Y ¿Por qué me fui? Por: Aidan Cero

Era un recuerdo que había quedado guardado y empolvado en mi mente.

Y así, sin más, una tarde cualquiera, brotó a la superficie lo que me dijo ese día: «Tengo miedo de aburrirte».

—¿Por qué habrías de aburrirme? —le pregunté.

Estábamos frente a frente en un restaurante. La miré con ternura y mucho cariño, porque me habría imaginado cualquier cosa viniendo de su boca, menos eso. Si hubiera sabido que era yo quien creía que la había aburrido desde mucho, muchísimo antes.

—No vas a aburrirme —le contesté—. No tengas miedo de eso.

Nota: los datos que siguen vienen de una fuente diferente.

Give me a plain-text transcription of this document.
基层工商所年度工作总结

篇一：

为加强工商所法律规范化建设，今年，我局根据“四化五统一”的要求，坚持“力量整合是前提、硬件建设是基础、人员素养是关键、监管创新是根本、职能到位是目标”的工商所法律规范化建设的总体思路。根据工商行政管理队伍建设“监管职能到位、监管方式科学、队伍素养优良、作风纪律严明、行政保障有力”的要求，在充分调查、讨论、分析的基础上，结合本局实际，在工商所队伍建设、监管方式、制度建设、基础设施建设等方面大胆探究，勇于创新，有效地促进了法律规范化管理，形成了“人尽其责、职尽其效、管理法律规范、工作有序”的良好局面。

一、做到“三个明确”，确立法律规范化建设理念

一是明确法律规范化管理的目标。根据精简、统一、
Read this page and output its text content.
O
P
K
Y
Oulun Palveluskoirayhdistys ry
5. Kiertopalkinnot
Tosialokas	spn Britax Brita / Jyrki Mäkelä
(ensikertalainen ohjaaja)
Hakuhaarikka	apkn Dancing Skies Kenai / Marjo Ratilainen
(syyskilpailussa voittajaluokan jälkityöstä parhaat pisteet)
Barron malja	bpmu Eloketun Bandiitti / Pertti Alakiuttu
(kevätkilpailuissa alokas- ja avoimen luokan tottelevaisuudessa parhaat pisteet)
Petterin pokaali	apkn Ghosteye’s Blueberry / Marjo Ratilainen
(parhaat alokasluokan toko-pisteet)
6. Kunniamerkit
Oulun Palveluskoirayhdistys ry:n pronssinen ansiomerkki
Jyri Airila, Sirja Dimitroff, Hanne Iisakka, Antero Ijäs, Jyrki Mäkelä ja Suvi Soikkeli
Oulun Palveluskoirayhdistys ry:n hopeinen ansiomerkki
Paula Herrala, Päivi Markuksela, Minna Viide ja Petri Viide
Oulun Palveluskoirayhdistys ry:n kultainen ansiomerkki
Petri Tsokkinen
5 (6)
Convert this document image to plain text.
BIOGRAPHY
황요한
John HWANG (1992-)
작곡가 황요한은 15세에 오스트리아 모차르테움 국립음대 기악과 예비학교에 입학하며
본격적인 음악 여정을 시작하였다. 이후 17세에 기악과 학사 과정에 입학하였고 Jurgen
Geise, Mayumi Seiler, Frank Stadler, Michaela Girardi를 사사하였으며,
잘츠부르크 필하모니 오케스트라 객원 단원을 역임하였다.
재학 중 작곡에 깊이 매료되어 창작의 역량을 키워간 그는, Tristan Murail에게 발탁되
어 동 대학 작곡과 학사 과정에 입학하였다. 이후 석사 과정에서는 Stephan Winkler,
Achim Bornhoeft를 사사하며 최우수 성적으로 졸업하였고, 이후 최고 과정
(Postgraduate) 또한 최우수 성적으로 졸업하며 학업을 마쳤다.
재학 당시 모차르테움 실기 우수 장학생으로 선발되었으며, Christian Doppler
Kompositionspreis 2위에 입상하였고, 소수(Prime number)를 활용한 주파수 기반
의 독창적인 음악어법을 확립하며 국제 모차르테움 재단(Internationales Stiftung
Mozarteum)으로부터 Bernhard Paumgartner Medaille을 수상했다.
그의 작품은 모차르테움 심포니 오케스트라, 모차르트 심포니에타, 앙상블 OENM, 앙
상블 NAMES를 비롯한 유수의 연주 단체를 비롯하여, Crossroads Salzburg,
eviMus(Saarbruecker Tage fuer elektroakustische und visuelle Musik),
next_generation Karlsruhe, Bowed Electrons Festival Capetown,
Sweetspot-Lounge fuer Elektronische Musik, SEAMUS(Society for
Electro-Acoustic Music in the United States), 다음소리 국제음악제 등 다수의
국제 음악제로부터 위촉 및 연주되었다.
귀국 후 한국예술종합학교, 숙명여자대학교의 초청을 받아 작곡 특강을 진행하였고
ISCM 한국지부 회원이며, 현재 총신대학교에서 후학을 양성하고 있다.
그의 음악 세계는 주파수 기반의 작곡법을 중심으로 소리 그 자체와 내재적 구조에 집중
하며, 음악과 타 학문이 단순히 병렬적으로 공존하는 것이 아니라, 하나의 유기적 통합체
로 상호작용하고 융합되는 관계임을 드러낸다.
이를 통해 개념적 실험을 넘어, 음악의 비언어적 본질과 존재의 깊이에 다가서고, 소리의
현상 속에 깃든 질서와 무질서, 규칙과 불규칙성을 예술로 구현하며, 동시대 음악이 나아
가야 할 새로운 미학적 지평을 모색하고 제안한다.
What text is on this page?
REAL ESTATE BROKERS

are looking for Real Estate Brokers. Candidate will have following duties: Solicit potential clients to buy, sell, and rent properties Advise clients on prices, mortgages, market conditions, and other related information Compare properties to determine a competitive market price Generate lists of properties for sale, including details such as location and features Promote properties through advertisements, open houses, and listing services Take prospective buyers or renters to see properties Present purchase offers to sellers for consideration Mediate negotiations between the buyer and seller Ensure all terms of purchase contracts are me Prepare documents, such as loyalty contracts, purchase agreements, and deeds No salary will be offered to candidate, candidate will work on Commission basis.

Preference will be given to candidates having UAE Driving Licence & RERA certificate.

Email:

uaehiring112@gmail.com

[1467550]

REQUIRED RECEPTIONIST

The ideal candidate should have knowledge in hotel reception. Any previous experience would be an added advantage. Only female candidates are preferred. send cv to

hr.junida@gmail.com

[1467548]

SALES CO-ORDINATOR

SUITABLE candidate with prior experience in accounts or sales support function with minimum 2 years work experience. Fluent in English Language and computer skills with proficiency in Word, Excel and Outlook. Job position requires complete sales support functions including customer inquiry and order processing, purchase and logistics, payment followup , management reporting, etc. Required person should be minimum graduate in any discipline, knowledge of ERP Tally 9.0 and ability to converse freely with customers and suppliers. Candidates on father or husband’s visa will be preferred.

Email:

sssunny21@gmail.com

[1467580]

Y no, ella, ELLA no me aburrió. Cuando me fui, todavía amaba mucho su perfume, su sonrisa, los tonos de su voz y su risa, la forma de sus manos y cómo se sentía su cuerpo junto al mío cuando nos permitía proximidad. Aún amaba su presencia silenciosa, su forma de contarme el día…

Y no sé si el cansancio tiene que ver con el aburrimiento; no lo sé. Aún después de tanto, es algo que no he llegado a descubrir.

Cansada, sí que llegué a estar.

De no estar en su lista de prioridades, de imaginar a una amante que nunca sería, de los besos que no llegaban, de los silencios interminables que seguían a una discusión, de sentirla lejana, de tener miedo de ser yo.

Cansada de no saber si me quería, si le atraía, si me veía con ella hasta hacernos viejas. Cansada de sentirme sola, de la frialdad.

Del brillo que, poco a poco, se fue volviendo nada y de las interminables ansiedades que se hacían grumos en mi mente. De no sentirme valorada, casi, casi como un adorno ahí… abandonado, olvidado.

Yo no me fui aburrida… jamás me aburrí… y, como haya sido, me largué porque encontré el amor por mí, que no había tenido en años, por haberlo volcado en ella.